Àmi-chemin de notre CAN. Une Coupe d’Afrique à mi-chemin entre l’Afrique et l’Europe. Jamais une CAN n’avait été aussi suivie depuis l’autre rive de la Méditerranée. Le fuseau horaire aide, oui. Mais ce serait trop facile de s’arrêter là. Si le monde regarde, c’est parce que l’Afrique a décidé, cette fois, de se montrer telle qu’elle est vraiment. Les tribunes de presse débordent. Les media centers aussi. Et alors que les quarts de finale approchent, les journalistes continuent d’affluer, comme si personne ne voulait rater la suite.
Le Maroc a réussi son pari. Celui que beaucoup jugeaient démesuré, presque irréaliste : organiser la plus belle CAN de l’histoire. Les joueurs sont unanimes. Les sélectionneurs aussi. Les dirigeants du football africain ne s’en cachent plus : c’est digne d’une Coupe du Monde. Six villes, neuf stades, une organisation millimétrée, et la sensation permanente d’un continent accueilli avec respect, exigence et fierté. Mention spéciale aux petites enceintes de Rabat, Al Madina et Moulay El Hassan : des stades à l’anglaise, gradins au plus près, émotions à fleur de pelouse.
Une évidence s’impose : on n’a pas envie que cette CAN s’arrête. Les records d’affluence sont tombés et certains chiffres parlent d’eux-mêmes. Plus de 40 000 spectateurs pour un Égypte–Afrique du Sud en phase de groupes. Plus de 45 000 pour RDC–Sénégal. Des matchs sans le pays hôte. Sans obligation. Juste pour l’amour du ballon.
La fête continue, et elle se joue désormais sans faux-semblants. Les grands sont au rendez-vous. Pas de miracle cette fois. Pas de surprise venue brouiller la hiérarchie. Dans des conditions idéales, souvent sous la pluie, les stars africaines d’Europe brillent comme à la maison. Le Big 8 est là. Le Maroc hôte, l’Égypte aux sept étoiles, le Cameroun aux cinq couronnes, la Côte d’Ivoire tenante du titre, le Sénégal revanchard, le Mali ambitieux, l’Algérie portée par son peuple, et le Nigéria, éternel favori par nature.
“L’Afrique nous regarde avec ce soupçon familier. Celui d’un Maroc toujours rattrapé par ses démons, convaincue que la CAN finit toujours par nous glisser entre les doigts”

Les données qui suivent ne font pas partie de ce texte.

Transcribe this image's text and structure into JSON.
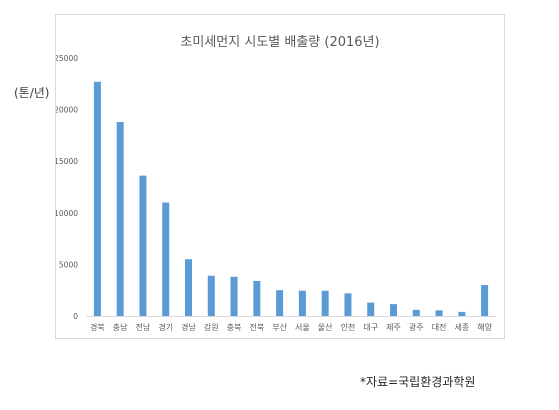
{
  "unit_label": "(톤/년)",
  "source_note": "*자료=국립환경과학원",
  "chart_data": {
    "type": "bar",
    "title": "초미세먼지 시도별 배출량 (2016년)",
    "xlabel": "",
    "ylabel": "(톤/년)",
    "ylim": [
      0,
      25000
    ],
    "yticks": [
      0,
      5000,
      10000,
      15000,
      20000,
      25000
    ],
    "ytick_labels": [
      "0",
      "5000",
      "10000",
      "15000",
      "20000",
      "25000"
    ],
    "grid": false,
    "legend": "none",
    "bar_color": "#5b9bd5",
    "categories": [
      "경북",
      "충남",
      "전남",
      "경기",
      "경남",
      "강원",
      "충북",
      "전북",
      "부산",
      "서울",
      "울산",
      "인천",
      "대구",
      "제주",
      "광주",
      "대전",
      "세종",
      "해양"
    ],
    "values": [
      22700,
      18800,
      13600,
      11000,
      5500,
      3900,
      3800,
      3400,
      2500,
      2450,
      2450,
      2200,
      1300,
      1150,
      600,
      550,
      400,
      3000
    ]
  }
}
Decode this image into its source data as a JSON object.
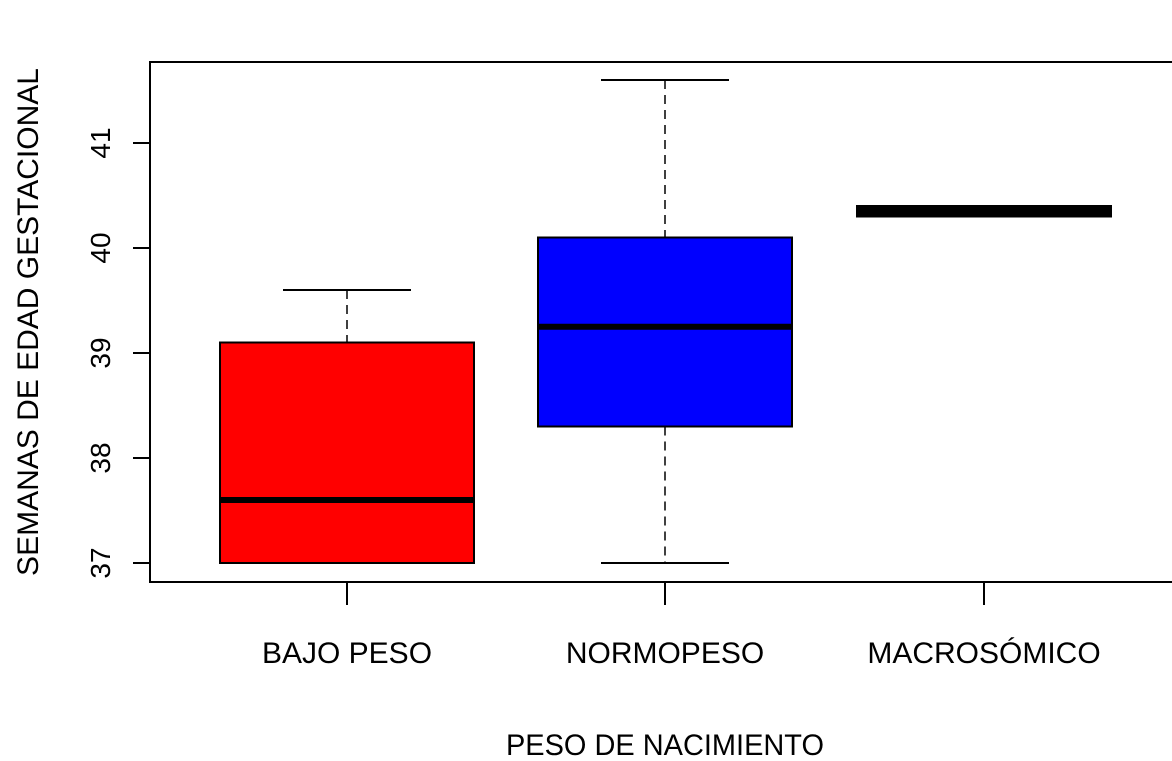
{
  "chart_data": {
    "type": "boxplot",
    "title": "",
    "xlabel": "PESO DE NACIMIENTO",
    "ylabel": "SEMANAS DE EDAD GESTACIONAL",
    "ylim": [
      36.8,
      41.8
    ],
    "yticks": [
      "37",
      "38",
      "39",
      "40",
      "41"
    ],
    "grid": false,
    "categories": [
      "BAJO PESO",
      "NORMOPESO",
      "MACROSÓMICO"
    ],
    "boxes": [
      {
        "category": "BAJO PESO",
        "color": "#ff0000",
        "whisker_low": 37.0,
        "q1": 37.0,
        "median": 37.6,
        "q3": 39.1,
        "whisker_high": 39.6
      },
      {
        "category": "NORMOPESO",
        "color": "#0000ff",
        "whisker_low": 37.0,
        "q1": 38.3,
        "median": 39.25,
        "q3": 40.1,
        "whisker_high": 41.6
      },
      {
        "category": "MACROSÓMICO",
        "color": "#000000",
        "whisker_low": 40.3,
        "q1": 40.3,
        "median": 40.35,
        "q3": 40.4,
        "whisker_high": 40.4
      }
    ]
  }
}
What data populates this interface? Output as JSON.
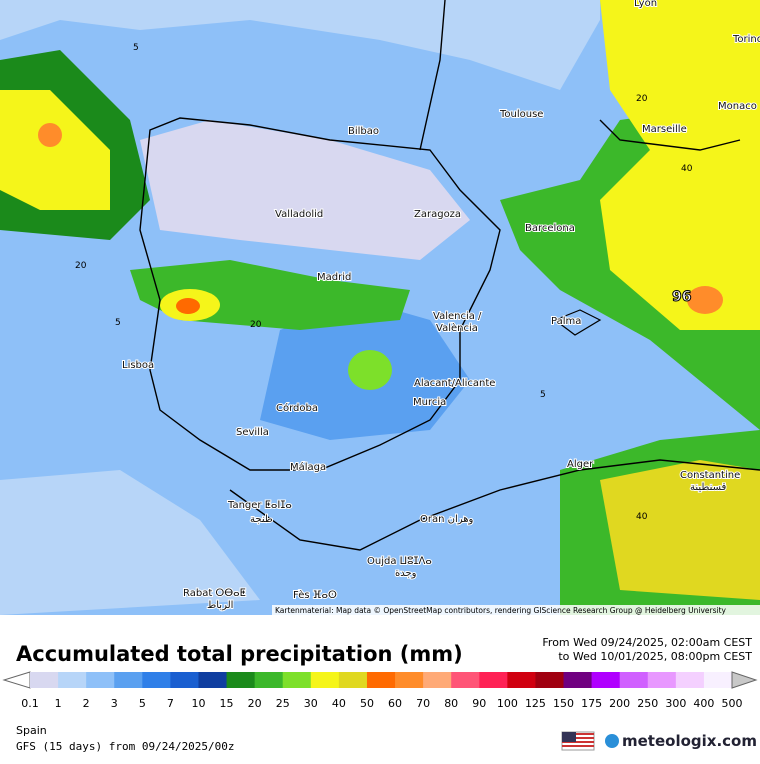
{
  "map": {
    "cities": [
      "Lyon",
      "Torino",
      "Monaco",
      "Marseille",
      "Toulouse",
      "Bilbao",
      "Valladolid",
      "Zaragoza",
      "Barcelona",
      "Madrid",
      "Palma",
      "Valencia /",
      "València",
      "Lisboa",
      "Alacant/Alicante",
      "Murcia",
      "Córdoba",
      "Sevilla",
      "Málaga",
      "Alger",
      "Constantine",
      "قسنطينة",
      "Tanger ⵟⴰⵏⵊⴰ",
      "طنجة",
      "Oran وهران",
      "Oujda ⵡⵓⵊⴷⴰ",
      "وجدة",
      "Rabat ⵔⴱⴰⵟ",
      "الرباط",
      "Fès ⴼⴰⵙ"
    ],
    "contour_labels": [
      "5",
      "20",
      "40",
      "96"
    ],
    "attribution": "Kartenmaterial: Map data © OpenStreetMap contributors, rendering GIScience Research Group @ Heidelberg University"
  },
  "legend": {
    "title": "Accumulated total precipitation (mm)",
    "from": "From Wed 09/24/2025, 02:00am CEST",
    "to": "to Wed 10/01/2025, 08:00pm CEST",
    "labels": [
      "0.1",
      "1",
      "2",
      "3",
      "5",
      "7",
      "10",
      "15",
      "20",
      "25",
      "30",
      "40",
      "50",
      "60",
      "70",
      "80",
      "90",
      "100",
      "125",
      "150",
      "175",
      "200",
      "250",
      "300",
      "400",
      "500"
    ],
    "below_color": "#ffffff",
    "above_color": "#c8c8c8",
    "colors": [
      "#d8d8f0",
      "#b7d5f8",
      "#8ec0f8",
      "#5aa0f0",
      "#2f7fe8",
      "#1a5fd0",
      "#0f3ea0",
      "#1b8a1b",
      "#3cb82a",
      "#7de02a",
      "#f5f51a",
      "#e0d820",
      "#ff6a00",
      "#ff8c2a",
      "#ffaa77",
      "#ff5577",
      "#ff2255",
      "#d00010",
      "#a00010",
      "#700080",
      "#b000ff",
      "#d060ff",
      "#e898ff",
      "#f4d0ff",
      "#f8f0ff"
    ]
  },
  "footer": {
    "region": "Spain",
    "model": "GFS (15 days) from  09/24/2025/00z",
    "brand": "meteologix.com"
  }
}
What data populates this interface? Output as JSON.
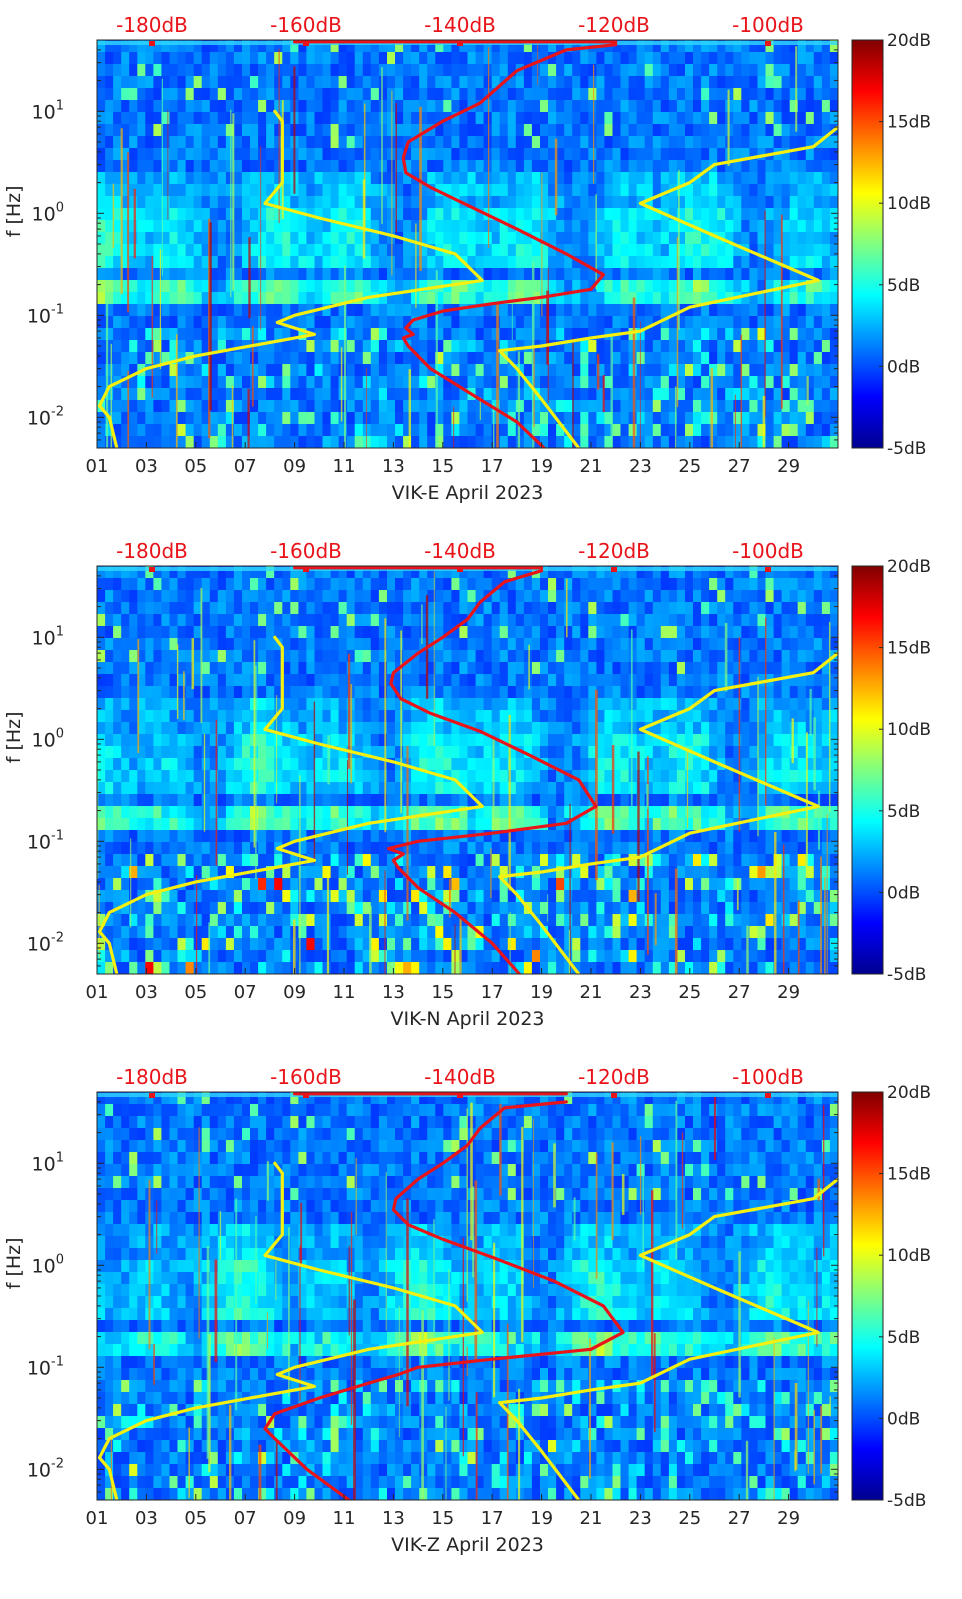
{
  "chart_data": [
    {
      "type": "heatmap",
      "xlabel": "VIK-E April 2023",
      "ylabel": "f [Hz]",
      "x_ticks": [
        "01",
        "03",
        "05",
        "07",
        "09",
        "11",
        "13",
        "15",
        "17",
        "19",
        "21",
        "23",
        "25",
        "27",
        "29"
      ],
      "x_range_days": [
        1,
        31
      ],
      "y_scale": "log",
      "y_range_hz": [
        0.005,
        50
      ],
      "y_ticks": [
        {
          "label_base": "10",
          "label_exp": "-2",
          "value": 0.01
        },
        {
          "label_base": "10",
          "label_exp": "-1",
          "value": 0.1
        },
        {
          "label_base": "10",
          "label_exp": "0",
          "value": 1
        },
        {
          "label_base": "10",
          "label_exp": "1",
          "value": 10
        }
      ],
      "colorbar": {
        "range_db": [
          -5,
          20
        ],
        "ticks": [
          "20dB",
          "15dB",
          "10dB",
          "5dB",
          "0dB",
          "-5dB"
        ]
      },
      "top_axis": {
        "ticks": [
          "-180dB",
          "-160dB",
          "-140dB",
          "-120dB",
          "-100dB"
        ],
        "color": "#e8141a"
      },
      "overlay_lines": [
        {
          "color": "#e8141a",
          "points": [
            [
              21,
              45
            ],
            [
              19,
              40
            ],
            [
              17,
              25
            ],
            [
              15.5,
              12
            ],
            [
              14,
              8
            ],
            [
              12.6,
              5
            ],
            [
              12.4,
              3.5
            ],
            [
              12.5,
              2.5
            ],
            [
              13.5,
              1.8
            ],
            [
              15,
              1.2
            ],
            [
              17,
              0.7
            ],
            [
              19,
              0.4
            ],
            [
              20.5,
              0.25
            ],
            [
              20,
              0.18
            ],
            [
              18,
              0.15
            ],
            [
              16,
              0.13
            ],
            [
              14,
              0.11
            ],
            [
              12.8,
              0.09
            ],
            [
              12.5,
              0.075
            ],
            [
              12.8,
              0.065
            ],
            [
              12.4,
              0.06
            ],
            [
              12.6,
              0.05
            ],
            [
              13.5,
              0.03
            ],
            [
              15.5,
              0.015
            ],
            [
              17,
              0.009
            ],
            [
              18.1,
              0.005
            ]
          ]
        },
        {
          "color": "#e8141a",
          "points": [
            [
              8,
              48
            ],
            [
              21,
              48
            ]
          ]
        },
        {
          "color": "#f5f010",
          "points": [
            [
              7.2,
              10
            ],
            [
              7.5,
              8
            ],
            [
              7.5,
              4
            ],
            [
              7.5,
              2
            ],
            [
              6.8,
              1.25
            ],
            [
              9,
              0.9
            ],
            [
              12,
              0.6
            ],
            [
              14.5,
              0.4
            ],
            [
              15.6,
              0.22
            ],
            [
              11,
              0.15
            ],
            [
              8,
              0.1
            ],
            [
              7.3,
              0.085
            ],
            [
              8.8,
              0.065
            ],
            [
              4,
              0.04
            ],
            [
              2,
              0.03
            ],
            [
              0.5,
              0.02
            ],
            [
              0.1,
              0.013
            ],
            [
              0.5,
              0.01
            ],
            [
              0.8,
              0.005
            ]
          ]
        },
        {
          "color": "#f5f010",
          "points": [
            [
              30.8,
              10
            ],
            [
              29,
              4.5
            ],
            [
              25,
              3
            ],
            [
              24,
              2
            ],
            [
              22,
              1.25
            ],
            [
              25,
              0.6
            ],
            [
              29.2,
              0.22
            ],
            [
              24,
              0.12
            ],
            [
              22,
              0.07
            ],
            [
              20,
              0.06
            ],
            [
              18,
              0.05
            ],
            [
              16.3,
              0.045
            ],
            [
              17,
              0.03
            ],
            [
              18,
              0.015
            ],
            [
              19.5,
              0.005
            ]
          ]
        }
      ]
    },
    {
      "type": "heatmap",
      "xlabel": "VIK-N April 2023",
      "ylabel": "f [Hz]",
      "x_ticks": [
        "01",
        "03",
        "05",
        "07",
        "09",
        "11",
        "13",
        "15",
        "17",
        "19",
        "21",
        "23",
        "25",
        "27",
        "29"
      ],
      "x_range_days": [
        1,
        31
      ],
      "y_scale": "log",
      "y_range_hz": [
        0.005,
        50
      ],
      "y_ticks": [
        {
          "label_base": "10",
          "label_exp": "-2",
          "value": 0.01
        },
        {
          "label_base": "10",
          "label_exp": "-1",
          "value": 0.1
        },
        {
          "label_base": "10",
          "label_exp": "0",
          "value": 1
        },
        {
          "label_base": "10",
          "label_exp": "1",
          "value": 10
        }
      ],
      "colorbar": {
        "range_db": [
          -5,
          20
        ],
        "ticks": [
          "20dB",
          "15dB",
          "10dB",
          "5dB",
          "0dB",
          "-5dB"
        ]
      },
      "top_axis": {
        "ticks": [
          "-180dB",
          "-160dB",
          "-140dB",
          "-120dB",
          "-100dB"
        ],
        "color": "#e8141a"
      },
      "overlay_lines": [
        {
          "color": "#e8141a",
          "points": [
            [
              18,
              45
            ],
            [
              16.5,
              35
            ],
            [
              15.5,
              22
            ],
            [
              15,
              15
            ],
            [
              14,
              10
            ],
            [
              13,
              7
            ],
            [
              12,
              4.5
            ],
            [
              11.9,
              3.5
            ],
            [
              12.3,
              2.5
            ],
            [
              13.5,
              1.8
            ],
            [
              15.5,
              1.2
            ],
            [
              17.5,
              0.7
            ],
            [
              19.5,
              0.4
            ],
            [
              20.2,
              0.22
            ],
            [
              19,
              0.15
            ],
            [
              16,
              0.12
            ],
            [
              13,
              0.1
            ],
            [
              11.8,
              0.085
            ],
            [
              12.4,
              0.075
            ],
            [
              12,
              0.065
            ],
            [
              12.2,
              0.055
            ],
            [
              13,
              0.035
            ],
            [
              14.5,
              0.02
            ],
            [
              16,
              0.01
            ],
            [
              17.1,
              0.005
            ]
          ]
        },
        {
          "color": "#e8141a",
          "points": [
            [
              8,
              48
            ],
            [
              18,
              48
            ]
          ]
        },
        {
          "color": "#f5f010",
          "points": [
            [
              7.2,
              10
            ],
            [
              7.5,
              8
            ],
            [
              7.5,
              4
            ],
            [
              7.5,
              2
            ],
            [
              6.8,
              1.25
            ],
            [
              9,
              0.9
            ],
            [
              12,
              0.6
            ],
            [
              14.5,
              0.4
            ],
            [
              15.6,
              0.22
            ],
            [
              11,
              0.15
            ],
            [
              8,
              0.1
            ],
            [
              7.3,
              0.085
            ],
            [
              8.8,
              0.065
            ],
            [
              4,
              0.04
            ],
            [
              2,
              0.03
            ],
            [
              0.5,
              0.02
            ],
            [
              0.1,
              0.013
            ],
            [
              0.5,
              0.01
            ],
            [
              0.8,
              0.005
            ]
          ]
        },
        {
          "color": "#f5f010",
          "points": [
            [
              30.8,
              10
            ],
            [
              29,
              4.5
            ],
            [
              25,
              3
            ],
            [
              24,
              2
            ],
            [
              22,
              1.25
            ],
            [
              25,
              0.6
            ],
            [
              29.2,
              0.22
            ],
            [
              24,
              0.12
            ],
            [
              22,
              0.07
            ],
            [
              20,
              0.06
            ],
            [
              18,
              0.05
            ],
            [
              16.3,
              0.045
            ],
            [
              17,
              0.03
            ],
            [
              18,
              0.015
            ],
            [
              19.5,
              0.005
            ]
          ]
        }
      ]
    },
    {
      "type": "heatmap",
      "xlabel": "VIK-Z April 2023",
      "ylabel": "f [Hz]",
      "x_ticks": [
        "01",
        "03",
        "05",
        "07",
        "09",
        "11",
        "13",
        "15",
        "17",
        "19",
        "21",
        "23",
        "25",
        "27",
        "29"
      ],
      "x_range_days": [
        1,
        31
      ],
      "y_scale": "log",
      "y_range_hz": [
        0.005,
        50
      ],
      "y_ticks": [
        {
          "label_base": "10",
          "label_exp": "-2",
          "value": 0.01
        },
        {
          "label_base": "10",
          "label_exp": "-1",
          "value": 0.1
        },
        {
          "label_base": "10",
          "label_exp": "0",
          "value": 1
        },
        {
          "label_base": "10",
          "label_exp": "1",
          "value": 10
        }
      ],
      "colorbar": {
        "range_db": [
          -5,
          20
        ],
        "ticks": [
          "20dB",
          "15dB",
          "10dB",
          "5dB",
          "0dB",
          "-5dB"
        ]
      },
      "top_axis": {
        "ticks": [
          "-180dB",
          "-160dB",
          "-140dB",
          "-120dB",
          "-100dB"
        ],
        "color": "#e8141a"
      },
      "overlay_lines": [
        {
          "color": "#e8141a",
          "points": [
            [
              19,
              40
            ],
            [
              16.5,
              35
            ],
            [
              15.5,
              22
            ],
            [
              15,
              15
            ],
            [
              14,
              10
            ],
            [
              13,
              7
            ],
            [
              12.1,
              4.5
            ],
            [
              12,
              3.5
            ],
            [
              12.6,
              2.5
            ],
            [
              14,
              1.8
            ],
            [
              16,
              1.2
            ],
            [
              18.5,
              0.7
            ],
            [
              20.5,
              0.4
            ],
            [
              21.3,
              0.22
            ],
            [
              20,
              0.15
            ],
            [
              16,
              0.12
            ],
            [
              13,
              0.1
            ],
            [
              12.2,
              0.085
            ],
            [
              11,
              0.07
            ],
            [
              9,
              0.05
            ],
            [
              7.2,
              0.035
            ],
            [
              6.8,
              0.025
            ],
            [
              7.2,
              0.02
            ],
            [
              8.5,
              0.01
            ],
            [
              10.2,
              0.005
            ]
          ]
        },
        {
          "color": "#e8141a",
          "points": [
            [
              8,
              48
            ],
            [
              19,
              48
            ]
          ]
        },
        {
          "color": "#f5f010",
          "points": [
            [
              7.2,
              10
            ],
            [
              7.5,
              8
            ],
            [
              7.5,
              4
            ],
            [
              7.5,
              2
            ],
            [
              6.8,
              1.25
            ],
            [
              9,
              0.9
            ],
            [
              12,
              0.6
            ],
            [
              14.5,
              0.4
            ],
            [
              15.6,
              0.22
            ],
            [
              11,
              0.15
            ],
            [
              8,
              0.1
            ],
            [
              7.3,
              0.085
            ],
            [
              8.8,
              0.065
            ],
            [
              4,
              0.04
            ],
            [
              2,
              0.03
            ],
            [
              0.5,
              0.02
            ],
            [
              0.1,
              0.013
            ],
            [
              0.5,
              0.01
            ],
            [
              0.8,
              0.005
            ]
          ]
        },
        {
          "color": "#f5f010",
          "points": [
            [
              30.8,
              10
            ],
            [
              29,
              4.5
            ],
            [
              25,
              3
            ],
            [
              24,
              2
            ],
            [
              22,
              1.25
            ],
            [
              25,
              0.6
            ],
            [
              29.2,
              0.22
            ],
            [
              24,
              0.12
            ],
            [
              22,
              0.07
            ],
            [
              20,
              0.06
            ],
            [
              18,
              0.05
            ],
            [
              16.3,
              0.045
            ],
            [
              17,
              0.03
            ],
            [
              18,
              0.015
            ],
            [
              19.5,
              0.005
            ]
          ]
        }
      ]
    }
  ]
}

Tout sera encore plus beau si Regragui et les siens franchissent l’obstacle camerounais ce vendredi. Briser enfin ce signe indien des quarts. S’offrir une demi-finale à la maison, face au vainqueur d’Algérie–Nigéria. À moins de vingt-quatre heures du coup d’envoi, le Maroc retient son souffle. C’est le match le plus important de l’ère Regragui. Plus encore qu’un quart de Coupe du Monde, où tout était déjà bonus.
Ici, il n’y a plus de marge. C’est être ou ne pas être. Gagner pour rester. Pour exister. Car malgré l’hospitalité parfaite, malgré l’organisation irréprochable, l’Afrique nous regarde encore avec ce soupçon familier. Celui d’un Maroc toujours rattrapé par ses démons, convaincue que la CAN finit toujours par nous glisser entre les doigts.
Et dans cette quête, un homme avance avec une légèreté presque insolente : Brahim Díaz. Quatre buts. Brahim nous porte
Nous sommes à mi-parcours. Passer ce stade, c’est s’autoriser à rêver sans trembler. Sans regarder derrière. Et dans cette quête, un homme avance avec une légèreté presque insolente : Brahim Díaz. Touché par la grâce du présent. Délivré du poids des échecs d’hier qu’il n’a pas vraiment connus. Et c’est peut-être sa plus grande force. Quatre buts. Brahim nous porte. Entre l’espoir et la légende. Entre l’histoire et le panthéon. Devant lui, trois matchs. Trois fois quatre-vingt-dix minutes. Peut-être un peu plus. À mi-chemin seulement. Mais déjà si près du toit de l’Afrique.